Também somos os únicos mamíferos a falar ao telemóvel em adultos. O organismo do ser humano adaptou-se e deu um salto enorme aqui há uns milhares de anos. Quando esta mutação aconteceu o ser humano começou a conseguir digerir o leite de vaca e as vantagens foram muito evidentes, desde logo ao nível da capacidade física e intelectual. Agora uma coisa que se pode colocar é que à medida que envelhecemos o organismo vai tendo menos capacidade de digerir a lactose. Felizmente temos produtos lácteos sem lactose que já foram convertidos, como os queijos e iogurtes.

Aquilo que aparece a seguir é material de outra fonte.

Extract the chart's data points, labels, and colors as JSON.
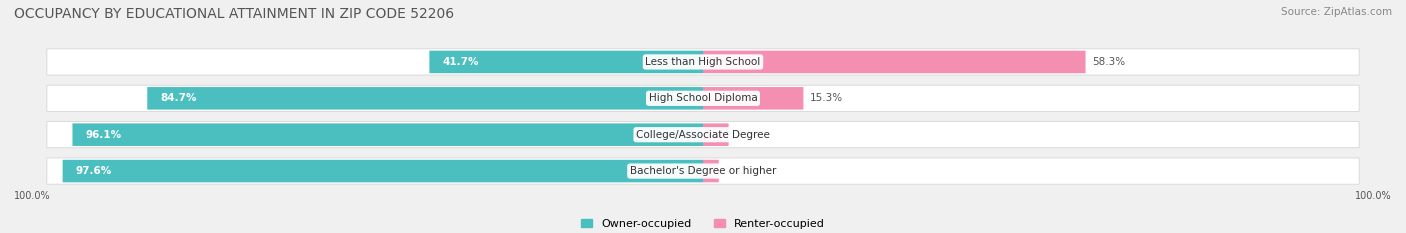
{
  "title": "OCCUPANCY BY EDUCATIONAL ATTAINMENT IN ZIP CODE 52206",
  "source": "Source: ZipAtlas.com",
  "categories": [
    "Less than High School",
    "High School Diploma",
    "College/Associate Degree",
    "Bachelor's Degree or higher"
  ],
  "owner_pct": [
    41.7,
    84.7,
    96.1,
    97.6
  ],
  "renter_pct": [
    58.3,
    15.3,
    3.9,
    2.4
  ],
  "owner_color": "#4bbfbf",
  "renter_color": "#f48fb1",
  "bg_color": "#f0f0f0",
  "row_bg_color": "#e8e8e8",
  "row_bg_light": "#f5f5f5",
  "title_fontsize": 10,
  "source_fontsize": 7.5,
  "label_fontsize": 7.5,
  "pct_fontsize": 7.5,
  "legend_fontsize": 8,
  "axis_label_fontsize": 7,
  "bar_height": 0.62,
  "left_axis_label": "100.0%",
  "right_axis_label": "100.0%",
  "total": 100
}
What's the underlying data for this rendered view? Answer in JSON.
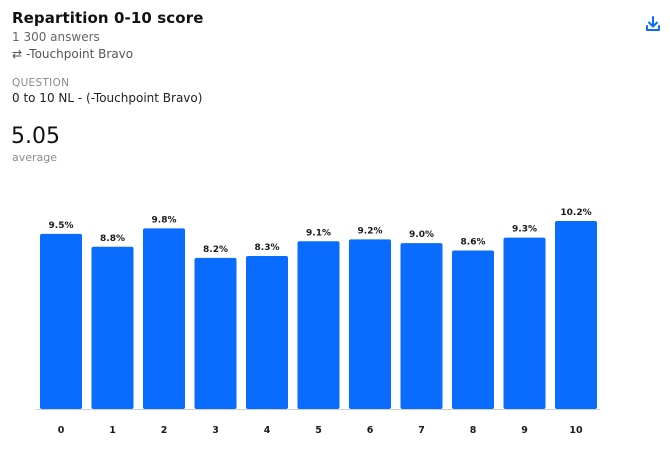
{
  "header": {
    "title": "Repartition 0-10 score",
    "answers": "1 300 answers",
    "filter_icon": "swap-arrows-icon",
    "filter_label": "-Touchpoint Bravo",
    "download_icon": "download-icon"
  },
  "question": {
    "label": "QUESTION",
    "text": "0 to 10 NL - (-Touchpoint Bravo)"
  },
  "summary": {
    "value": "5.05",
    "label": "average"
  },
  "colors": {
    "bar": "#0a6bff",
    "accent": "#0a6bff"
  },
  "chart_data": {
    "type": "bar",
    "categories": [
      "0",
      "1",
      "2",
      "3",
      "4",
      "5",
      "6",
      "7",
      "8",
      "9",
      "10"
    ],
    "values": [
      9.5,
      8.8,
      9.8,
      8.2,
      8.3,
      9.1,
      9.2,
      9.0,
      8.6,
      9.3,
      10.2
    ],
    "value_labels": [
      "9.5%",
      "8.8%",
      "9.8%",
      "8.2%",
      "8.3%",
      "9.1%",
      "9.2%",
      "9.0%",
      "8.6%",
      "9.3%",
      "10.2%"
    ],
    "unit": "%",
    "ylim": [
      0,
      10.2
    ],
    "grid": false,
    "legend": "none"
  }
}
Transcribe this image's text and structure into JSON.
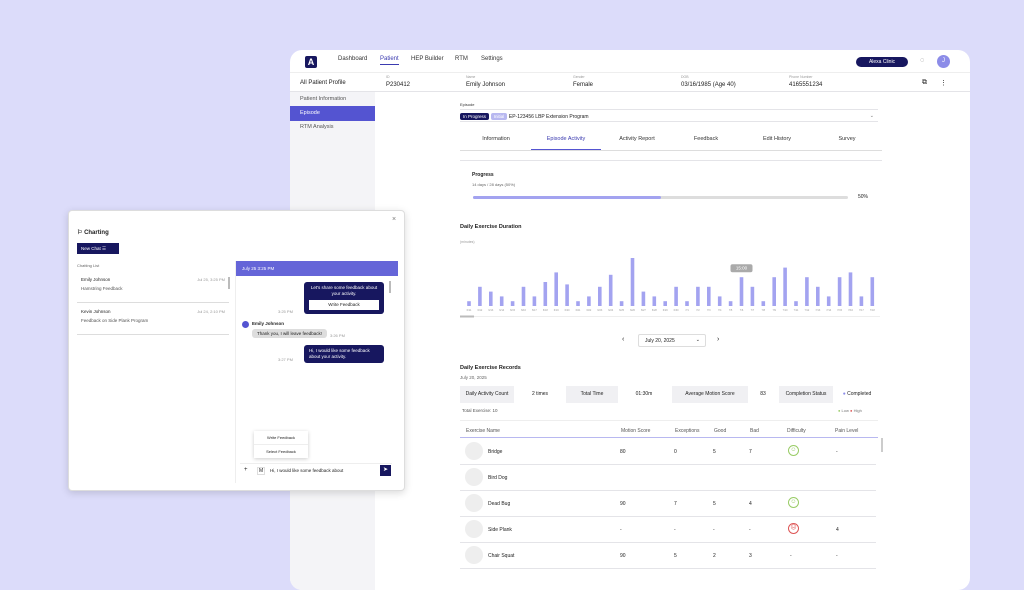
{
  "nav": {
    "logo": "A",
    "items": [
      "Dashboard",
      "Patient",
      "HEP Builder",
      "RTM",
      "Settings"
    ],
    "active": 1,
    "clinic_button": "Alexa Clinic",
    "avatar": "J"
  },
  "patient": {
    "back": "All Patient Profile",
    "fields": [
      {
        "label": "ID",
        "value": "P230412"
      },
      {
        "label": "Name",
        "value": "Emily Johnson"
      },
      {
        "label": "Gender",
        "value": "Female"
      },
      {
        "label": "DOB",
        "value": "03/16/1985 (Age 40)"
      },
      {
        "label": "Phone Number",
        "value": "4165551234"
      }
    ]
  },
  "sidebar": {
    "items": [
      "Patient Information",
      "Episode",
      "RTM Analysis"
    ],
    "active": 1
  },
  "episode": {
    "label": "Episode",
    "status_badge": "In Progress",
    "type_badge": "Initial",
    "name": "EP-123456 LBP Extension Program"
  },
  "tabs": {
    "items": [
      "Information",
      "Episode Activity",
      "Activity Report",
      "Feedback",
      "Edit History",
      "Survey"
    ],
    "active": 1
  },
  "progress": {
    "title": "Progress",
    "subtitle": "14 days / 28 days (50%)",
    "percent": 50,
    "percent_label": "50%"
  },
  "chart_data": {
    "type": "bar",
    "title": "Daily Exercise Duration",
    "ylabel": "(minutes)",
    "tooltip": "15:00",
    "tooltip_index": 25,
    "categories": [
      "6/11",
      "6/12",
      "6/13",
      "6/14",
      "6/15",
      "6/16",
      "6/17",
      "6/18",
      "6/19",
      "6/20",
      "6/21",
      "6/22",
      "6/23",
      "6/24",
      "6/25",
      "6/26",
      "6/27",
      "6/28",
      "6/29",
      "6/30",
      "7/1",
      "7/2",
      "7/3",
      "7/4",
      "7/5",
      "7/6",
      "7/7",
      "7/8",
      "7/9",
      "7/10",
      "7/11",
      "7/12",
      "7/13",
      "7/14",
      "7/15",
      "7/16",
      "7/17",
      "7/18",
      "7/19",
      "7/20"
    ],
    "values": [
      2,
      8,
      6,
      4,
      2,
      8,
      4,
      10,
      14,
      9,
      2,
      4,
      8,
      13,
      2,
      20,
      6,
      4,
      2,
      8,
      2,
      8,
      8,
      4,
      2,
      12,
      8,
      2,
      12,
      16,
      2,
      12,
      8,
      4,
      12,
      14,
      4,
      12,
      6,
      2
    ],
    "color": "#a3a3f0"
  },
  "date_picker": {
    "value": "July 20, 2025",
    "prev": "‹",
    "next": "›"
  },
  "records": {
    "title": "Daily Exercise Records",
    "date": "July 20, 2025",
    "summary": [
      {
        "label": "Daily Activity Count",
        "value": "2 times"
      },
      {
        "label": "Total Time",
        "value": "01:30m"
      },
      {
        "label": "Average Motion Score",
        "value": "83"
      },
      {
        "label": "Completion Status",
        "value": "Completed"
      }
    ],
    "total": "Total Exercise: 10",
    "legend": [
      "Low",
      "High"
    ],
    "columns": [
      "Exercise Name",
      "Motion Score",
      "Exceptions",
      "Good",
      "Bad",
      "Difficulty",
      "Pain Level"
    ],
    "rows": [
      {
        "name": "Bridge",
        "motion": "80",
        "exc": "0",
        "good": "5",
        "bad": "7",
        "difficulty": "good",
        "pain": "-"
      },
      {
        "name": "Bird Dog",
        "motion": "",
        "exc": "",
        "good": "",
        "bad": "",
        "difficulty": "",
        "pain": ""
      },
      {
        "name": "Dead Bug",
        "motion": "90",
        "exc": "7",
        "good": "5",
        "bad": "4",
        "difficulty": "good",
        "pain": ""
      },
      {
        "name": "Side Plank",
        "motion": "-",
        "exc": "-",
        "good": "-",
        "bad": "-",
        "difficulty": "bad",
        "pain": "4"
      },
      {
        "name": "Chair Squat",
        "motion": "90",
        "exc": "5",
        "good": "2",
        "bad": "3",
        "difficulty": "-",
        "pain": "-"
      }
    ]
  },
  "chat": {
    "title": "Charting",
    "new_chat": "New Chat",
    "list_label": "Chatting List",
    "list": [
      {
        "name": "Emily Johnson",
        "preview": "Hamstring Feedback",
        "date": "Jul 25, 3:25 PM"
      },
      {
        "name": "Kevin Johnson",
        "preview": "Feedback on Side Plank Program",
        "date": "Jul 24, 2:10 PM"
      }
    ],
    "header": "July 25 3:25 PM",
    "messages": [
      {
        "text": "Let's share some feedback about your activity.",
        "button": "Write Feedback",
        "time": "3:25 PM"
      },
      {
        "sender": "Emily Johnson",
        "text": "Thank you, I will leave feedback!",
        "time": "3:26 PM"
      },
      {
        "text": "Hi, I would like some feedback about your activity.",
        "time": "3:27 PM"
      }
    ],
    "menu": [
      "Write Feedback",
      "Select Feedback"
    ],
    "input_value": "Hi, I would like some feedback about"
  }
}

E sobre o combate ao glúten?
O número de pessoas com dificuldade em digerir o glúten é diminuto pelo que vejo isto como uma moda. Há um falso conceito relativamente ao pão, que é um dos grandes fornecedores de glúten. O pão é um fornecedor de energia de uma qualidade extraordinária. Se olharmos para os hidratos de carbono que o nosso cérebro precisa para trabalhar e quando olhamos para os fornecedores desses hidratos há uma série de produtos isso sim com aditivos enormes (pastelaria, doces, variações de cereais … ). Mas o pão o que é que tem? Tem o cereal (onde está a percentagem de glúten), água, sal e fermento. Alimento mais puro e genuíno não pode existir. Substituir por outros sem glúten, muitos nem são europeus e cruzam oceanos com carga de poluição enorme. Os gregos, os romanos e os egípcios consumiam pão e agora nós descobrimos que não devemos comer…

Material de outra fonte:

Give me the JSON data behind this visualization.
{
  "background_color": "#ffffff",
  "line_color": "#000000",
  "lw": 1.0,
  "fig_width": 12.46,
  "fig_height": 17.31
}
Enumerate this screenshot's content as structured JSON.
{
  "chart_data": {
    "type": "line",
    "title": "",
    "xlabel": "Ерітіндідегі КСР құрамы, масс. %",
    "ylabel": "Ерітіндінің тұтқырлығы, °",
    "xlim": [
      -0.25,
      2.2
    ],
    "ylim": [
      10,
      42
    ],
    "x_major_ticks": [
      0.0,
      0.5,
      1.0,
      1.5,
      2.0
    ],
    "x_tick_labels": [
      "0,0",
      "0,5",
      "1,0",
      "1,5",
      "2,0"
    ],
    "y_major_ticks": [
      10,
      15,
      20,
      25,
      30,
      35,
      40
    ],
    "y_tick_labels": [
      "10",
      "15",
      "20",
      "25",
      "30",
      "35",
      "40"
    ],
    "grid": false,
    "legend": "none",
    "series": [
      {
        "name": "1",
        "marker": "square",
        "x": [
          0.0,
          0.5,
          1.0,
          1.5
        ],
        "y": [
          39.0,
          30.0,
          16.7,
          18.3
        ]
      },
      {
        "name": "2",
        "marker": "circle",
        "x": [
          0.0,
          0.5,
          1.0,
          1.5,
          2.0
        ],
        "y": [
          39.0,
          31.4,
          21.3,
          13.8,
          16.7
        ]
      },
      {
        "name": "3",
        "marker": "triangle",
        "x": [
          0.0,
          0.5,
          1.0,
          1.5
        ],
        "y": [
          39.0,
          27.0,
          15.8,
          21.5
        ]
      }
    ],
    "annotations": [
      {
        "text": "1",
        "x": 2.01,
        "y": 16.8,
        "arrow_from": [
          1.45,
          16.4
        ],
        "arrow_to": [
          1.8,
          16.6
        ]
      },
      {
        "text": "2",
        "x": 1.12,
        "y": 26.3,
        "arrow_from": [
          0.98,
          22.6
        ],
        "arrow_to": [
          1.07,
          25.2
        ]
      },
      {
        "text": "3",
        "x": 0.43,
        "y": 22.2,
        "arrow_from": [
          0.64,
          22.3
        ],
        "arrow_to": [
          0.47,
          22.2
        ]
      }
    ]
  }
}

Mas fala-se na forma como o pão é feito hoje, com a alteração dos fermentos.
Sim, é verdade. Mas o pão fabricado nas nossas padarias tem o mínimo de aditivos possível. O embalado sim é altamente industrializado.
Caminhando para o final, mas por nunca ser demais repetir. Pergunto-lhe: quais são os principais riscos associados ao excesso de peso e obesidade?
A obesidade é um problema de saúde per si. Está associado à obesidade um maior risco de mortalidade. Quando esta quantidade de tecido adiposo se acumula sobretudo em torno da barriga faz com que processos endócrinos e metabólicos se alterem, nomeadamente a sensibilidade à insulina, o que condiciona muito o aparecimento da diabetes, que é o problema de saúde em Portugal que mais cresce em comparação com a Europa. Um em cada 10 portugueses sofre de diabetes. A obesidade está também muito associada ao aparecimento de uma grande percentagem de cancros. A falta de fibra, por exemplo, está muito associada ao cancro do cólon. E em terceiro lugar as doenças cérebro-cardiovasculares.
E por onde deve começar uma pessoa que queira perder peso?
Para a perda de peso a criação de um balanço energético negativo (ou seja menos energia ingerida e mais gasto com atividade física) é a única condição imprescindível. Sempre reduzindo os alimentos muito densos energeticamente (pastelaria, folhados, sobremesas doces…), as bebidas alcoólicas e bebidas doces e aumentando o consumo de alimentos com grande riqueza nutricional e pouco valor energético como são a maiorias dos hortícolas, por exemplo. Mas o apoio personalizado e objetivos realistas a médio prazo são decisivos.
E o Serviço Nacional de Saúde (SNS) dá resposta no que toca ao tratamento da obesidade?
Não tenho dúvidas que teremos de melhorar a capacidade do SNS não só de diagnosticar e prevenir, mas também evitar apanhar estes doentes no final da linha. As pessoas têm de procurar ajuda e o sistema tem de estar preparado. Vamos lançar um manual que tem como objetivos discutir a terapêutica da obesidade. Apesar de ser muito importante, infelizmente, não existe ainda um medicamento que possa curar a obesidade, mas temos conjunto de práticas que é importante passar aos profissionais de saúde e infelizmente não existia um documento que uniformizasse. Apesar da obesidade ser um problema importantíssimo, o que se passa é que no SNS não existia ainda um documento que consensualizasse as terapêuticas.